Local Rule 15.1 governs the mechanics of filing an amended complaint. Ordinarily, a party seeking leave to file an amended complaint must file a redlined version of the proposed new pleading that "indicate[s] in what respects it differs from the pleading which it amends," and if the motion is granted, the movant "must file and serve the amended pleading on all parties . . . within fourteen (14) days of the filing of the order granting leave to amend." See LRCiv 15.1(a). However, the Court also has discretion to modify these requirements. Id.

Here, several modifications are necessary. First, during oral argument, Pacesetter requested (and Defendants did not oppose) a modest seven-day extension of the filing deadline. This request will be granted in light of the upcoming holiday schedule. Second, during oral argument, Pacesetter also requested (and Defendants did not oppose) further leave to make certain non-substantive changes to the second amended complaint (e.g., correcting typos) beyond those set forth in the proposed redlined version of the third amended complaint appearing at Doc. 98-1. That request also will be granted. And third, in light of the fact that Pacesetter's motion for leave to file a third amended complaint is only being granted in part (i.e., Pacesetter is not being allowed to add POG I and Agriculture Capital as defendants or to add proposed counts 10 and 11), it makes sense to require Pacesetter to file, contemporaneously with its third amended complaint, a new redlined version that indicates how the new pleading ultimately deviates from the second amended complaint.

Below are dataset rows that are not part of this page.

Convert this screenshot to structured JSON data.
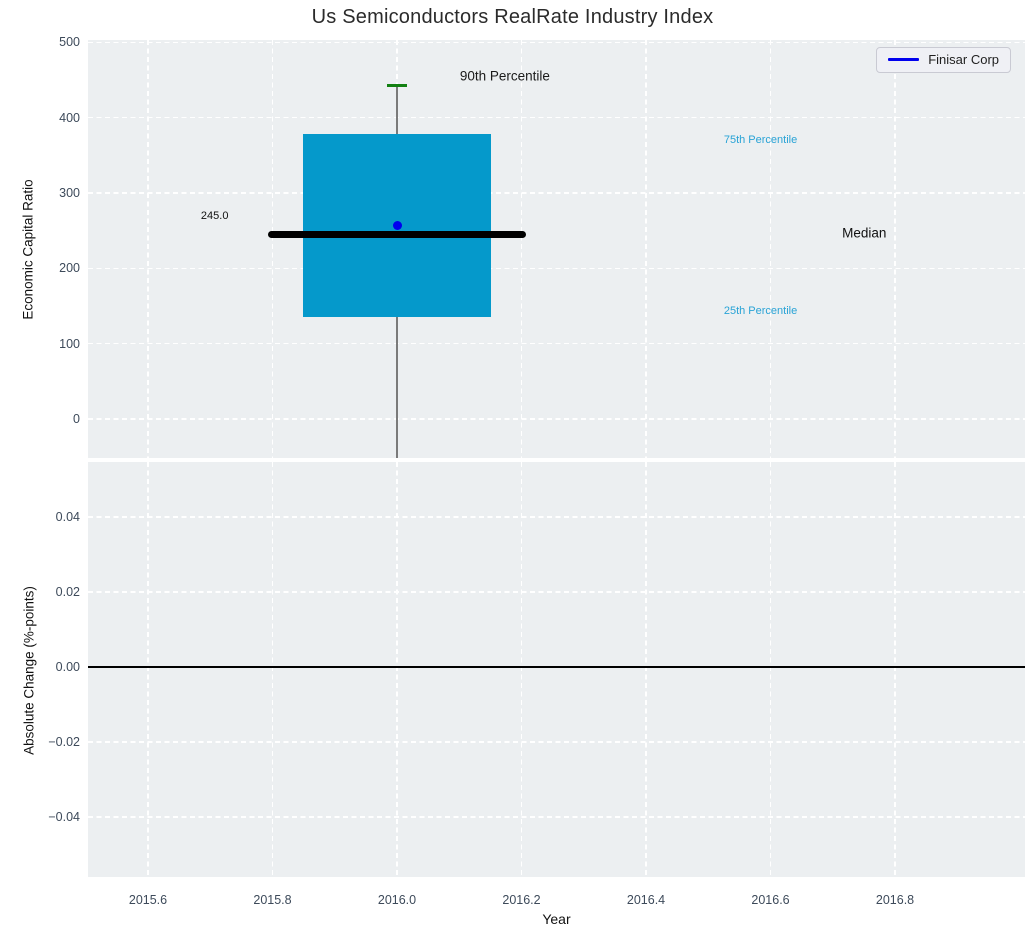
{
  "title": "Us Semiconductors RealRate Industry Index",
  "legend": {
    "label": "Finisar Corp",
    "line_color": "#0000ee"
  },
  "colors": {
    "panel_bg": "#eceff1",
    "grid": "#ffffff",
    "box_fill": "#0599cb",
    "median_line": "#000000",
    "whisker": "#7a7a7a",
    "p90_cap": "#128012",
    "company_point": "#0000ee",
    "percentile_label": "#29a3d6",
    "tick_label": "#3d4a5a",
    "zero_line": "#000000"
  },
  "chart_data": [
    {
      "type": "box",
      "panel": "top",
      "title": "Us Semiconductors RealRate Industry Index",
      "ylabel": "Economic Capital Ratio",
      "xlim": [
        2015.5036,
        2017.0088
      ],
      "ylim": [
        -52,
        503.3
      ],
      "grid": "white-dashed",
      "yticks": [
        {
          "v": 0,
          "label": "0"
        },
        {
          "v": 100,
          "label": "100"
        },
        {
          "v": 200,
          "label": "200"
        },
        {
          "v": 300,
          "label": "300"
        },
        {
          "v": 400,
          "label": "400"
        },
        {
          "v": 500,
          "label": "500"
        }
      ],
      "xticks": [
        {
          "v": 2015.6
        },
        {
          "v": 2015.8
        },
        {
          "v": 2016.0
        },
        {
          "v": 2016.2
        },
        {
          "v": 2016.4
        },
        {
          "v": 2016.6
        },
        {
          "v": 2016.8
        }
      ],
      "box": {
        "x": 2016.0,
        "q1": 135,
        "median": 245.0,
        "q3": 378,
        "p90": 443,
        "company_point": 257,
        "whisker_low": -52,
        "box_halfwidth": 0.151,
        "median_halfwidth": 0.207,
        "cap_halfwidth": 0.0165
      },
      "legend_entries": [
        {
          "label": "Finisar Corp",
          "color": "#0000ee"
        }
      ],
      "legend_position": "upper-right",
      "annotations": [
        {
          "text": "90th Percentile",
          "x": 2016.101,
          "y": 455,
          "color": "#1a1a1a",
          "size": 13.5
        },
        {
          "text": "75th Percentile",
          "x": 2016.525,
          "y": 370,
          "color": "#29a3d6",
          "size": 11
        },
        {
          "text": "Median",
          "x": 2016.715,
          "y": 247,
          "color": "#111111",
          "size": 13.5
        },
        {
          "text": "25th Percentile",
          "x": 2016.525,
          "y": 143,
          "color": "#29a3d6",
          "size": 11
        },
        {
          "text": "245.0",
          "x": 2015.685,
          "y": 270,
          "color": "#111111",
          "size": 11
        }
      ]
    },
    {
      "type": "line",
      "panel": "bottom",
      "ylabel": "Absolute Change (%-points)",
      "xlabel": "Year",
      "xlim": [
        2015.5036,
        2017.0088
      ],
      "ylim": [
        -0.056,
        0.0547
      ],
      "grid": "white-dashed",
      "zero_line": 0.0,
      "yticks": [
        {
          "v": 0.04,
          "label": "0.04"
        },
        {
          "v": 0.02,
          "label": "0.02"
        },
        {
          "v": 0.0,
          "label": "0.00"
        },
        {
          "v": -0.02,
          "label": "−0.02"
        },
        {
          "v": -0.04,
          "label": "−0.04"
        }
      ],
      "xticks": [
        {
          "v": 2015.6,
          "label": "2015.6"
        },
        {
          "v": 2015.8,
          "label": "2015.8"
        },
        {
          "v": 2016.0,
          "label": "2016.0"
        },
        {
          "v": 2016.2,
          "label": "2016.2"
        },
        {
          "v": 2016.4,
          "label": "2016.4"
        },
        {
          "v": 2016.6,
          "label": "2016.6"
        },
        {
          "v": 2016.8,
          "label": "2016.8"
        }
      ]
    }
  ]
}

Accordingly, IT IS ORDERED that:

(1) Defendants' motion to dismiss (Doc. 103) is denied;

(2) Pacesetter's motion to amend (Doc. 98) is granted in part and denied in part, as outlined above;

(3) Pacesetter's motion for reconsideration (Doc. 96) is denied;

(4) Pacesetter must, within 21 days of this Order, file and serve its third amended complaint (which may include only the changes from the second amended complaint that were authorized in this Order and the non-substantive changes that were discussed by Pacesetter's counsel during oral argument on December 2, 2019); and




(5) Pacesetter must file, as an exhibit to its third amended complaint, a redlined version of the pleading that indicates how it differs from the second amended complaint (Doc. 87).

Dated this 2nd day of December, 2019.